Researchers create automated signature compiler for exploit detection
A trio of researchers from Microsoft and University of Erlangen-Nuremberg have created Kizzle, a compiler for generating signatures for detecting exploit kits delivering JavaScript to browsers.
The problem of creating accurate malware and exploit signatures fast is an old one, and this new tool is apparently able to it within hours of their discovery. What’s more, these automatically created signatures are even better that hand-written ones, the researchers found.
“Our approach will reduce the imbalance between the attacker who often only needs to make cosmetic changes to their malware to thwart detection, and the defender, whose role requires much manual effort,” they noted in their paper.
By analyzing code found in exploit kits, the researchers noted that while the actual JavaScript delivered by kits varies greatly, the code – after being sufficiently unpacked and deobfuscated – shows much less variety.
The fact that exploit kit authors often reuse much of the code from old kit versions in newer versions allows Kizzle to quickly respond to superficial but frequent changes in exploit kits.
“At the heart of Kizzle is a malware clustering approach that matches new malware clusters with previously-recognized malicious clusters by understanding the process of malware unpacking,” they explained.

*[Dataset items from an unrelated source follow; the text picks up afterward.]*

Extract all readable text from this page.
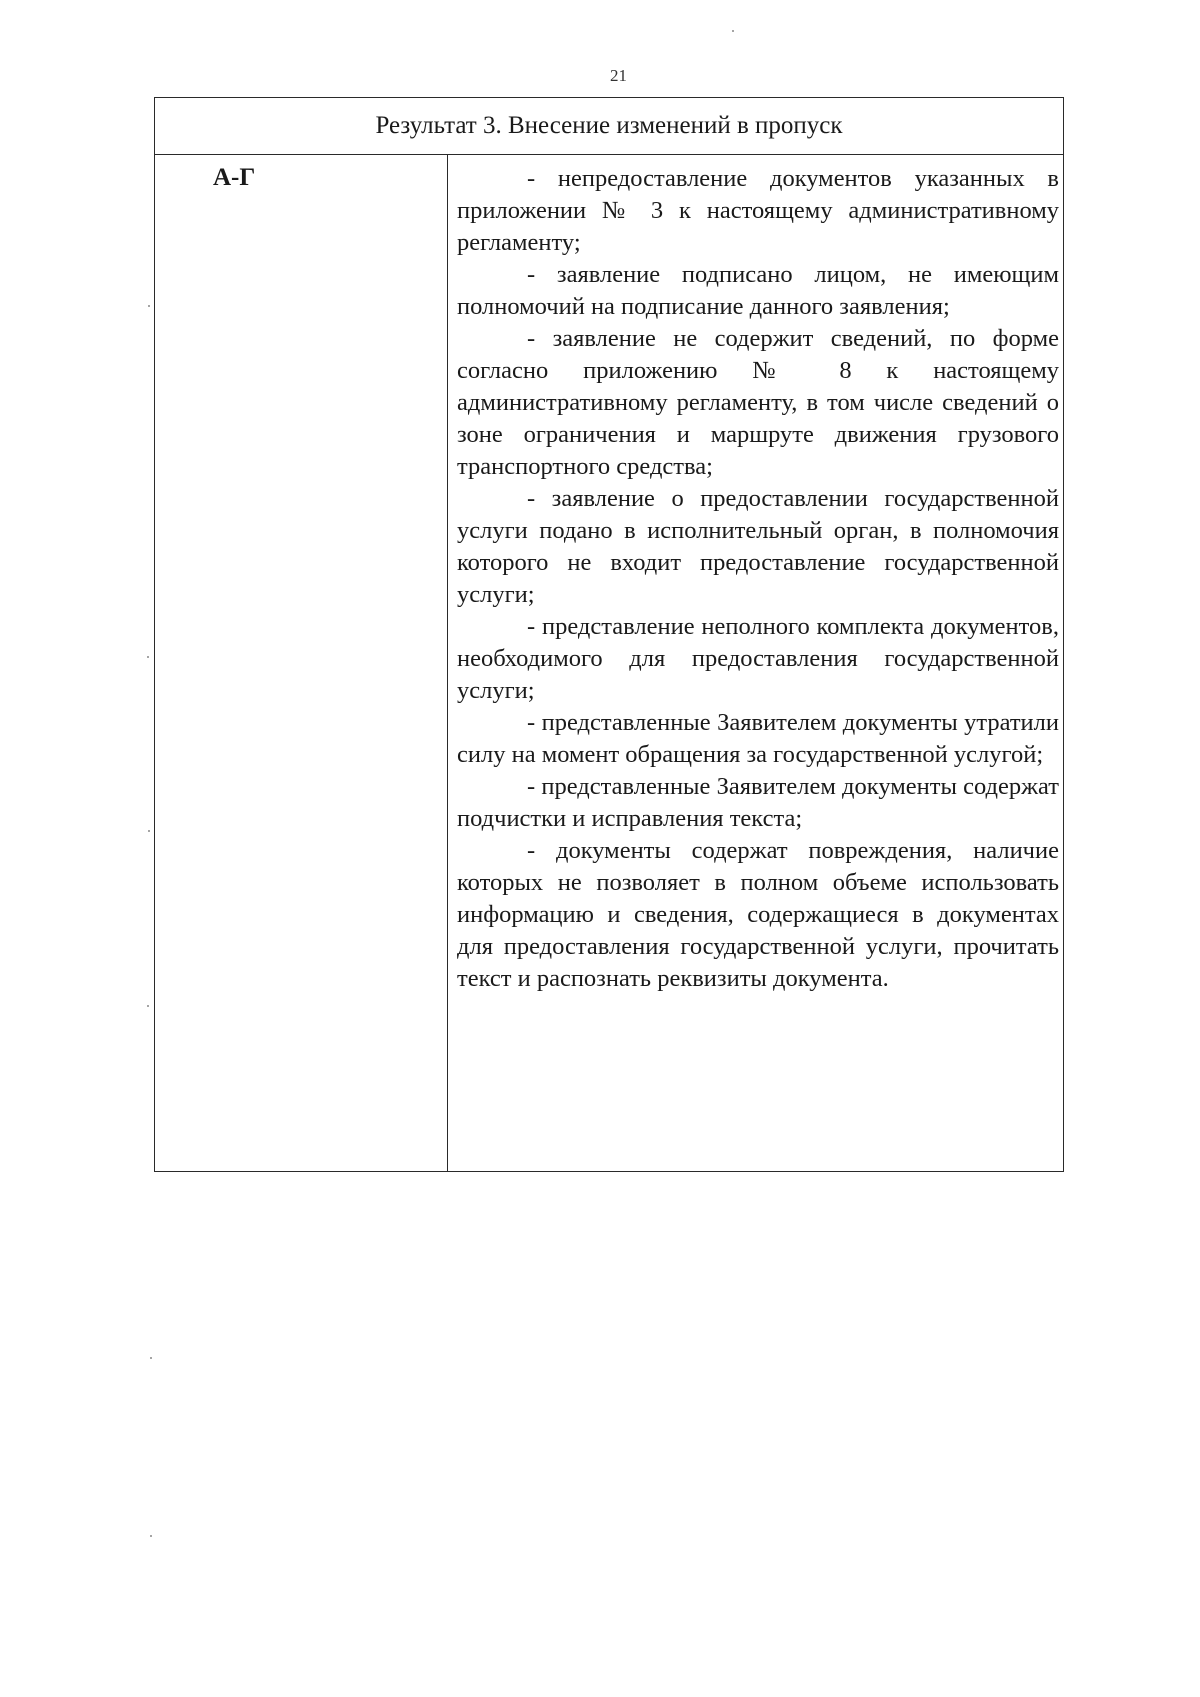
21
Результат 3. Внесение изменений в пропуск
А-Г	- непредоставление документов указанных в приложении № 3 к настоящему административному регламенту;

- заявление подписано лицом, не имеющим полномочий на подписание данного заявления;

- заявление не содержит сведений, по форме согласно приложению № 8 к настоящему административному регламенту, в том числе сведений о зоне ограничения и маршруте движения грузового транспортного средства;

- заявление о предоставлении государственной услуги подано в исполнительный орган, в полномочия которого не входит предоставление государственной услуги;

- представление неполного комплекта документов, необходимого для предоставления государственной услуги;

- представленные Заявителем документы утратили силу на момент обращения за государственной услугой;

- представленные Заявителем документы содержат подчистки и исправления текста;

- документы содержат повреждения, наличие которых не позволяет в полном объеме использовать информацию и сведения, содержащиеся в документах для предоставления государственной услуги, прочитать текст и распознать реквизиты документа.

These clusters are the basis on which Kizzle creates AV signatures.
The tool is designed to run in the cloud, and is capable of analyzing large volumes of streaming data. Also, to be clear, Kizzle focuses on making signatures for exploit kits only.
However promising their results seem to be, the researchers added that their work and additional testing has just begun, that their current results are limited, and that there are a number of issues to be solved and parameter values to be adjusted.